4. Complete the Image Processing operations, Blur and EdgeDetect

   Image processing operations use the current pixel and its neighboring pixels to calculate its new color value. In these operations, you must make a copy of the original image from which to gather your neighborhoods so that the effects do not cascade as you compute a new value for each pixel. For example, the diagrams below represent part of a grey scale image: a 3-neighborhood and a 5-neighborhood of the middle pixel whose grey-scale value is 28. You do not need to worry about neighborhoods with an even width or height.

   

   Suppose we wanted to write an image processing operation to replace the middle pixel's color by the median of the values in its neighborhood. The nine values in the 3-neighborhood are (10 10 12 25 25 28 28 32 32). The median, or middle, value is 25 --- there are four values above 25 and four values below 25. The values in the 5-neighborhood are (10 10 10 10 10 10 12 12 12 18 18 18 25 25 25 25 25 25 32 32 32 32 32 32 32), and again the median value is 25 because there are 12 values above and 12 values below 25. The easiest way to find the median of a list of values is to sort them and take the middle element.

   Applying a 3 x 3 median-filter to the image on the left below results in the image on the right (these images look better on the screen than they do on paper).

   What happens at the edges, though? The source pixel will not have neighbors on at least one side, so it will not have a "complete" neighborhood. Rather than dealing with this problem, you can just leave all the edge pixels values unmodified.

   1. Complete the execute method of class Blur

      The color of a pixel is calculated by sampling the neighboring elements in the pixmap and taking the the average, not the median as shown in the example above. Applying this operation should give your image a soft, slightly impressionist feel. 

   2. Complete the execute method of class EdgeDetect

      The color of a pixel is determined by scaling the pixel values to use the largest values possible. If max and min are the maximum and minimum color values in the neighborhood, the scaled value of a pixel should be calculated as follows:

      newColorValue = (oldColorValue - min) * maxPossiblePixelValue / (max - min)

      Applying this operation adds contrast to an image, especially around the edges within the image.

Make sure you note in your README file any extra credit you attempt.

• (3 points) See the extra credit above on Expand, doing the expansion in place.
• (2 points) Create a superclass, such that MirrorHorizontally and MirrorVertically are subclasses and that they contain no duplicated code.
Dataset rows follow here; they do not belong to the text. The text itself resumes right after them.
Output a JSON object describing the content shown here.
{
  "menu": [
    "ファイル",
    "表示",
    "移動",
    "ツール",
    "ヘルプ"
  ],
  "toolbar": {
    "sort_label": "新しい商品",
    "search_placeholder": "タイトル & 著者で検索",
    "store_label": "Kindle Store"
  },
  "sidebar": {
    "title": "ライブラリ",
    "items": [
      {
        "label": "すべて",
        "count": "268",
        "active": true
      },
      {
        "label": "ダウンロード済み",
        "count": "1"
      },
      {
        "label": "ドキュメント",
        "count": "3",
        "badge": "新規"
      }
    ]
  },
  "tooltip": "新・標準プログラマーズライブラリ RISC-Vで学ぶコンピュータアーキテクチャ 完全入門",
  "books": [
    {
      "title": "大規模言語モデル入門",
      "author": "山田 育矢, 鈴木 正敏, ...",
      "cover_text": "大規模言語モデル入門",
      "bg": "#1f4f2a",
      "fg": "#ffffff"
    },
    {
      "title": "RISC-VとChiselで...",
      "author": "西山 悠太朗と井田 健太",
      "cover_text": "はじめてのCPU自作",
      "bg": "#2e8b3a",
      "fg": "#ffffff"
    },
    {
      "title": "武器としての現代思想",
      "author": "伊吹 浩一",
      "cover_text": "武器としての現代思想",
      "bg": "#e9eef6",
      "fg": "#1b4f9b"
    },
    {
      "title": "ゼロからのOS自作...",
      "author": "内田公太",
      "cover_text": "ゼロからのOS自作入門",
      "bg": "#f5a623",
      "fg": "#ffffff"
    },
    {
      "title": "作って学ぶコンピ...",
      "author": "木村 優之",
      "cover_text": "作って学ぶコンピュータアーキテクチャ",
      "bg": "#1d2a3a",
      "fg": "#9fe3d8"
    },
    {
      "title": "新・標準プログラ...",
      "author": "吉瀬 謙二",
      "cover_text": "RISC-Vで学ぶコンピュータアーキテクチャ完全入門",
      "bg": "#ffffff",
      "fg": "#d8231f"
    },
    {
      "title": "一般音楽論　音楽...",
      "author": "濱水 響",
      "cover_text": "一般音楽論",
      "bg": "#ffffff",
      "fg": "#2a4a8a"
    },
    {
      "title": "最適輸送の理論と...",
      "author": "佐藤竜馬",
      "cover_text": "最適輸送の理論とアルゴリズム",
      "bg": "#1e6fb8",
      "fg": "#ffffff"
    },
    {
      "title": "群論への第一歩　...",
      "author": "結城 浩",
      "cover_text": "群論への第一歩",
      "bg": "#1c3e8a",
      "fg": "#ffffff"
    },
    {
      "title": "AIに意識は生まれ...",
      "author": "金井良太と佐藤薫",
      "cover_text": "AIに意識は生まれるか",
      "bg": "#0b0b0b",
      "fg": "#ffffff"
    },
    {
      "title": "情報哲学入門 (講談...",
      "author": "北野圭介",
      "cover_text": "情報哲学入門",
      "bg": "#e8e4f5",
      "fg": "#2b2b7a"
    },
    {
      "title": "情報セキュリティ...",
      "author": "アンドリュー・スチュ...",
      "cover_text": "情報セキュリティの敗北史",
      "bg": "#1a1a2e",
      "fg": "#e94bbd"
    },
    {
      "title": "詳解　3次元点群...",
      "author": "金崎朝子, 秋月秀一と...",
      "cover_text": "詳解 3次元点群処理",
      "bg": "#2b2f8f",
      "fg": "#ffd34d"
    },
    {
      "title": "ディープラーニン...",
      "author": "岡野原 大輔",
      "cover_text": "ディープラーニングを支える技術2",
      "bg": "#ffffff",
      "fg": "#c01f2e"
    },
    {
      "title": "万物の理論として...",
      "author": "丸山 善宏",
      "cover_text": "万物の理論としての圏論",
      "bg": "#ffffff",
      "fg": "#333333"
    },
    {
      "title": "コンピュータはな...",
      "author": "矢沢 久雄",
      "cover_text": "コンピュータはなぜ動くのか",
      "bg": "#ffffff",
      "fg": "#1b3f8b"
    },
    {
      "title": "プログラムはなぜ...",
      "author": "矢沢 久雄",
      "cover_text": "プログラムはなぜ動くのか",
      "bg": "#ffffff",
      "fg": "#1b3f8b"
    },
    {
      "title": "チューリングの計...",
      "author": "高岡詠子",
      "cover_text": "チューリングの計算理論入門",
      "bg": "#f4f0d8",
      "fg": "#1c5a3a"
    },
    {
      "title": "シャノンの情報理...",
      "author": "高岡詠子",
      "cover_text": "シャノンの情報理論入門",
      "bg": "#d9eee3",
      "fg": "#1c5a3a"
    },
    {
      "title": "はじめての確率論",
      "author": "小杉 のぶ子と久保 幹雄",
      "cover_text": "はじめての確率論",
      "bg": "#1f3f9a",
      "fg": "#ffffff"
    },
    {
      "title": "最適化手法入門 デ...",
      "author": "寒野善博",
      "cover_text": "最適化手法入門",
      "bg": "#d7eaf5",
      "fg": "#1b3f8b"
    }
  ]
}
Instead everything in common has been factored out into the superclass you create.
• (2 points) Create a superclass, such that Blur and EdgeDetect are subclasses and that they contain no duplicated code. Instead everything in common has been factored out into the superclass you create.
• (1 point) Create an interesting image effect not described above. It can be something you read about on the web, a buggy version of one of the effects you were supposed to write that is interesting in its own way, or something you just made up.
• (1 point) Create an interesting image to submit. You can use whatever combination of operations above you like. It should be called image.gif or some other appropriate . extension.

Submit your project as 01_pixmap, using the Ambient menu within Eclipse. Always be sure to submit all java files, even if you did not modify them. You must also submit a README too according to the directions given on the assignment page.